My first choice was and is still now the 32eh5000.Here in Kolkata,we have Durga Puja sales time where we get huge discounts on many products.I saw that the 32eh6030 is a Series 6 3D LED which according to some reviews have better pic quality than 32eh5000 and just for 3000 Rs(discounted price 37500) I am getting the benefit of 3D which will make it futureproof and will sometimes use it to see regular HD movies and play games in 3D.Is the 2d to 3d conversion that good?Can the #D mode be switched on and off at will? 
I also read that the LG model also has good pic quality (IPS panel which I think is the best in the market) and has more connections than the 32Eh5000. 

So I am confused which one to buy.I will be buying on the 17th October.


----------



## aroraanant (Oct 13, 2012)

If you want a cheap and good LED TV then opt for eh5000.
And if you want to opt for 3D TV but you have limited budget then only opt for EH6030.
If you want to opt for a good 3D LED TV then opt for LG TVS as they use passive technology which is really good.


----------



## Minion (Oct 13, 2012)

Get Samsung 32EH6030 since price difference is very less.You can't turn off dolby if tv detects a dolby signal it will show it on screen.
IPS panel are not best surely they widen your viewing angle but they don't have very good contrast,you will not get deep blacks.
S-PVA panel are still best for good contrast and deep blacks.


----------



## aswin1 (Oct 13, 2012)

If you want a good 3d tv opt for Lg otherwise go for samsung 6 series which has better options than the old model.

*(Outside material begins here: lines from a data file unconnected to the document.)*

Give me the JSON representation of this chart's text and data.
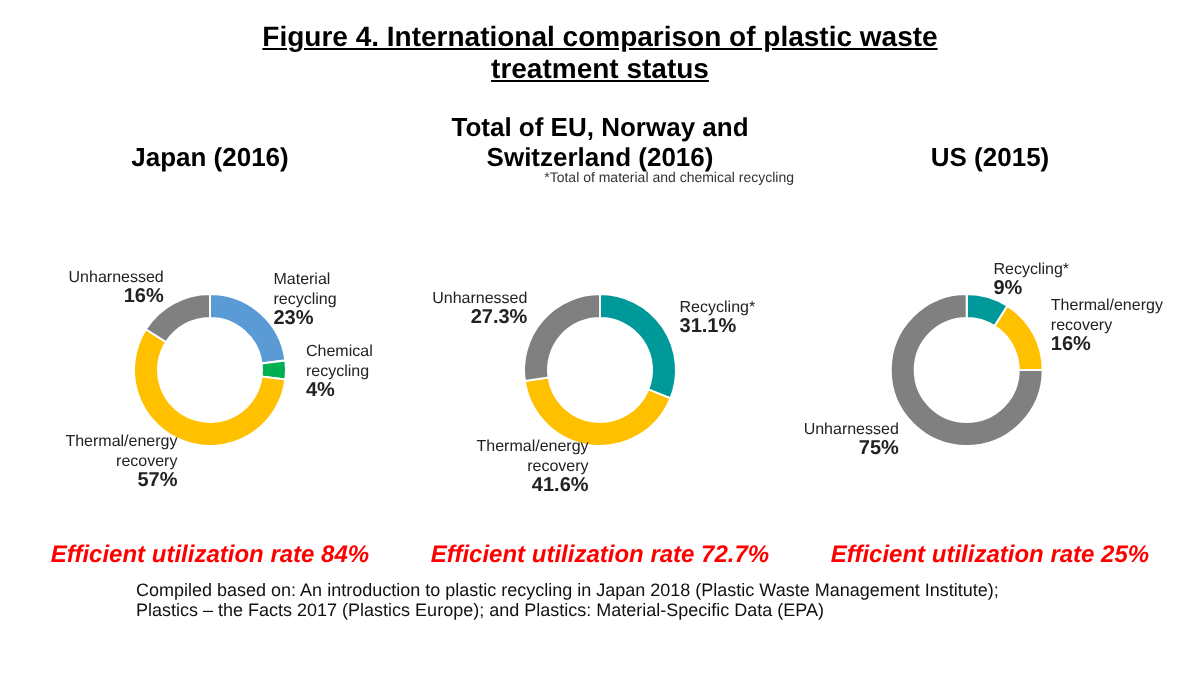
{
  "chart_data": [
    {
      "type": "other",
      "title": "Figure 4. International comparison of plastic waste treatment status",
      "annotations": [
        "Compiled based on: An introduction to plastic recycling in Japan 2018 (Plastic Waste Management Institute); Plastics – the Facts 2017 (Plastics Europe); and Plastics: Material-Specific Data (EPA)"
      ]
    },
    {
      "type": "donut",
      "title": "Japan (2016)",
      "categories": [
        "Material recycling",
        "Chemical recycling",
        "Thermal/energy recovery",
        "Unharnessed"
      ],
      "values": [
        23,
        4,
        57,
        16
      ],
      "value_labels": [
        "23%",
        "4%",
        "57%",
        "16%"
      ],
      "colors": [
        "#5b9bd5",
        "#00b050",
        "#ffc000",
        "#808080"
      ],
      "annotations": [
        "Efficient utilization rate 84%"
      ],
      "legend": false
    },
    {
      "type": "donut",
      "title": "Total of EU, Norway and Switzerland (2016)",
      "categories": [
        "Recycling*",
        "Thermal/energy recovery",
        "Unharnessed"
      ],
      "values": [
        31.1,
        41.6,
        27.3
      ],
      "value_labels": [
        "31.1%",
        "41.6%",
        "27.3%"
      ],
      "colors": [
        "#009999",
        "#ffc000",
        "#808080"
      ],
      "annotations": [
        "*Total of material and chemical recycling",
        "Efficient utilization rate 72.7%"
      ],
      "legend": false
    },
    {
      "type": "donut",
      "title": "US (2015)",
      "categories": [
        "Recycling*",
        "Thermal/energy recovery",
        "Unharnessed"
      ],
      "values": [
        9,
        16,
        75
      ],
      "value_labels": [
        "9%",
        "16%",
        "75%"
      ],
      "colors": [
        "#009999",
        "#ffc000",
        "#808080"
      ],
      "annotations": [
        "Efficient utilization rate 25%"
      ],
      "legend": false
    }
  ]
}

Did you check Sony models.


----------



## aroraanant (Oct 13, 2012)

Samsung EH6030 is available for 35.5k with 2 glasses and 51 movie pack at ebay, this deal is really very good or I should say mouth watering.I am also attracted towards it.


----------



## Vaibhav20 (Oct 15, 2012)

Go for lg32lm3410 or lg32lm6400
The former is priced at 39,990 nd the latter at 48,000 in the retail mkt.


----------



## Lalit Kishore (Oct 16, 2012)

The LG TV model that you mentioned is not a 3D TV - though it has really good features otherwise. Plus, it is within your budget range - around 35K. If you really want a 3D TV, then you can surely consider LG 3D TVs, since they offer passive 3D viewing - which IMHO is more comfortable than active 3D TV watching.


----------



## LGWRSherlock (Oct 23, 2012)

So the 17th has come and gone.  Have you made a decision on which TV to buy?  Keep us updated (with lots and lots of pictures if you can)!

LG WRman Sherlock, out!


----------



## mitraark (Nov 3, 2012)

Hey so have you made your purchase yet ? I was considering the EH5000 , this thread looked relevant , sorry for the bump to an old thread.

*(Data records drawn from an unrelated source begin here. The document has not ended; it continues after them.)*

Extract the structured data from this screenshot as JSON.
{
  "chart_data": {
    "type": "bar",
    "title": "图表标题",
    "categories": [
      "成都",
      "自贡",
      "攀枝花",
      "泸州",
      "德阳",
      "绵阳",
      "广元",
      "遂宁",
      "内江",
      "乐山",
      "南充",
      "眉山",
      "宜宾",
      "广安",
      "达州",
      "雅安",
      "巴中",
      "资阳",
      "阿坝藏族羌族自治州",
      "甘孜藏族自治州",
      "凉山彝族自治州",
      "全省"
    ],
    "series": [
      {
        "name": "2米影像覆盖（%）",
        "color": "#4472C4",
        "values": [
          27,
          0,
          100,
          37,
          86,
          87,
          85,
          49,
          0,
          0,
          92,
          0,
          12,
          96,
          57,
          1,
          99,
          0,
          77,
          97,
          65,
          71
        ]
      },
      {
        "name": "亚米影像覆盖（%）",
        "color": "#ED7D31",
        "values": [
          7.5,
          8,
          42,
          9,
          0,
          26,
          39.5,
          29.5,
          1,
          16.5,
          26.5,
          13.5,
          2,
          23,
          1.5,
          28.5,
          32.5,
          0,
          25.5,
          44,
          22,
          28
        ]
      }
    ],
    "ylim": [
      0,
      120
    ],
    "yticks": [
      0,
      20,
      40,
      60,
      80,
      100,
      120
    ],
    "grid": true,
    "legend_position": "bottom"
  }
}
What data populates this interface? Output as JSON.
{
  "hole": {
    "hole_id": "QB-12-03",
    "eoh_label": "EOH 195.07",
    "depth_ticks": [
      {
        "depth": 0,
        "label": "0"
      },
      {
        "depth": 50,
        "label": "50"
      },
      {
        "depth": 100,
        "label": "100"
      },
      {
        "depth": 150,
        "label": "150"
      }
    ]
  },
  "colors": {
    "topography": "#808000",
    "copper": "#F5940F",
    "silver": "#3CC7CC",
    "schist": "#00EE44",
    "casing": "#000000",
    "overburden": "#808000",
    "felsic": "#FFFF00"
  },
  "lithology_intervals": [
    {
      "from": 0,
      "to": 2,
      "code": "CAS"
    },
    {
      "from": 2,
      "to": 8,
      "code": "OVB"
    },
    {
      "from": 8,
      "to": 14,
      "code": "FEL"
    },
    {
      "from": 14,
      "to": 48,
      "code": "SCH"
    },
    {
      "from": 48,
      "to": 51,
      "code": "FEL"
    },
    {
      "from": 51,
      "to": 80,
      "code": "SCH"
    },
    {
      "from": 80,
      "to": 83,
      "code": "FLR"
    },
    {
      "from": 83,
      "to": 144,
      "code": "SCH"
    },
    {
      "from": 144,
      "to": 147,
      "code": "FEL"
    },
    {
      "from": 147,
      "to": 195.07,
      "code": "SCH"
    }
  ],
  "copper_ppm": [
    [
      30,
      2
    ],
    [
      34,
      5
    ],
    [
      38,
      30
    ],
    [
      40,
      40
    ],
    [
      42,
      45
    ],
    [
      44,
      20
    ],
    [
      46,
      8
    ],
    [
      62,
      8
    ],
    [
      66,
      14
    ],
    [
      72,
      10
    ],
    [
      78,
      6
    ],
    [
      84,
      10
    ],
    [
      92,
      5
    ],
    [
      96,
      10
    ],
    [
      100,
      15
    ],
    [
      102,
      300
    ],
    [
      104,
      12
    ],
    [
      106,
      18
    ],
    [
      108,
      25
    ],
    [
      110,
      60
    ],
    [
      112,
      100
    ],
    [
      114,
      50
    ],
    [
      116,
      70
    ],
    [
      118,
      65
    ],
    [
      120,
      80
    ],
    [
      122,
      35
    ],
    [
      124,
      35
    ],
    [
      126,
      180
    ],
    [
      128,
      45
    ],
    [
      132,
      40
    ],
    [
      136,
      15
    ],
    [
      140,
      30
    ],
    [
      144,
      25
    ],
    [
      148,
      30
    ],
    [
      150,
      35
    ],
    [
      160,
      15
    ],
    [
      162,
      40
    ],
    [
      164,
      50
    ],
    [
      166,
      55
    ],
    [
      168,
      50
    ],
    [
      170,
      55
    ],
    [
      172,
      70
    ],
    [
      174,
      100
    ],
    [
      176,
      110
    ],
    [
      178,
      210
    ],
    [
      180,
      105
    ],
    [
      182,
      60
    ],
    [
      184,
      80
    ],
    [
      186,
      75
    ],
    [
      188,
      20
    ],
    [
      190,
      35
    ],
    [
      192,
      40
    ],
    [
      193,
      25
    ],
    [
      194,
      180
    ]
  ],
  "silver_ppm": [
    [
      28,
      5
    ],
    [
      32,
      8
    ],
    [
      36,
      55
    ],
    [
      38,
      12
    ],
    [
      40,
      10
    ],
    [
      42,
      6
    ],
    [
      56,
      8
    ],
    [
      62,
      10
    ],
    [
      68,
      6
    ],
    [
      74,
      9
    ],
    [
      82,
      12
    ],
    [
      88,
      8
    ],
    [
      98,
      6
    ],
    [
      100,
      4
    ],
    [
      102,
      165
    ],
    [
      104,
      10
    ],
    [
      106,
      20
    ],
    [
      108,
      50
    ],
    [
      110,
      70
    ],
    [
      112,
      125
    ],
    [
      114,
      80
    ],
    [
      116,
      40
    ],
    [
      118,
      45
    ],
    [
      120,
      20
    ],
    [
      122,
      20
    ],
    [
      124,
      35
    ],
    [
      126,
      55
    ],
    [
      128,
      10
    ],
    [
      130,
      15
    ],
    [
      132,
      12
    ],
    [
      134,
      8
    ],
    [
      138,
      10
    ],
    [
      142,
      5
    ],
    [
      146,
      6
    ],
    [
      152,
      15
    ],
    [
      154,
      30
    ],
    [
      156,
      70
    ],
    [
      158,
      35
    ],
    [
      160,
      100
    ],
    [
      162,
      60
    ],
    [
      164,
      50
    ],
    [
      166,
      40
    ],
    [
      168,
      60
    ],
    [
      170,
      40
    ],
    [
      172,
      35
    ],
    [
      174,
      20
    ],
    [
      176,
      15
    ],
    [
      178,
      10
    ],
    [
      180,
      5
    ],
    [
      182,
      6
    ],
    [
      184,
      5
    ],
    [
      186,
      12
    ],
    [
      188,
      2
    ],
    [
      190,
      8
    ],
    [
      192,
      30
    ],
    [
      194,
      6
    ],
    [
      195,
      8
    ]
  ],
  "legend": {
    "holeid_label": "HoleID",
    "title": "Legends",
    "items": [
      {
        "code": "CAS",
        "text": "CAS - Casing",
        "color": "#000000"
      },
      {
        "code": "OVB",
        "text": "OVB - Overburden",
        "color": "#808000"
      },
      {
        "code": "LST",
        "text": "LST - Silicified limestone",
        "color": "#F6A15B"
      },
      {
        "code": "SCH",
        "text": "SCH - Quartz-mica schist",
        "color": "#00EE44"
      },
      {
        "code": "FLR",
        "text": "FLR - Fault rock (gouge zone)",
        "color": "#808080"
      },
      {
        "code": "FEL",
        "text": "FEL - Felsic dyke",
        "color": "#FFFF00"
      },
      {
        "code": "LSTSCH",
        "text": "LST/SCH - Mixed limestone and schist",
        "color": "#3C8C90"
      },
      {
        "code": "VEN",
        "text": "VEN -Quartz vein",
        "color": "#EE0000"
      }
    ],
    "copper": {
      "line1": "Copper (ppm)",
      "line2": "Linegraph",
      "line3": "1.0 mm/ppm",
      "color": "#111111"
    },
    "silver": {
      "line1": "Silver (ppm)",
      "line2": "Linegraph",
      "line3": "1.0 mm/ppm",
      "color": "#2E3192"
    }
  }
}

Other options similar to EH5000  ? Req: Low budget LED TV 1080p and video playback of popular formats through USB.


----------



## aroraanant (Nov 5, 2012)

In low budget there is no better option than EH5000, apart from that EH6030 is available at ebay for only 34.5k(with manufacturer warranty) which also a very good deal.


----------



## dshirvaikar (Nov 5, 2012)

What about Sony EX430? How does that compare to Samsung's EH5000?


----------



## aroraanant (Nov 5, 2012)

EH5000 is better than that.


----------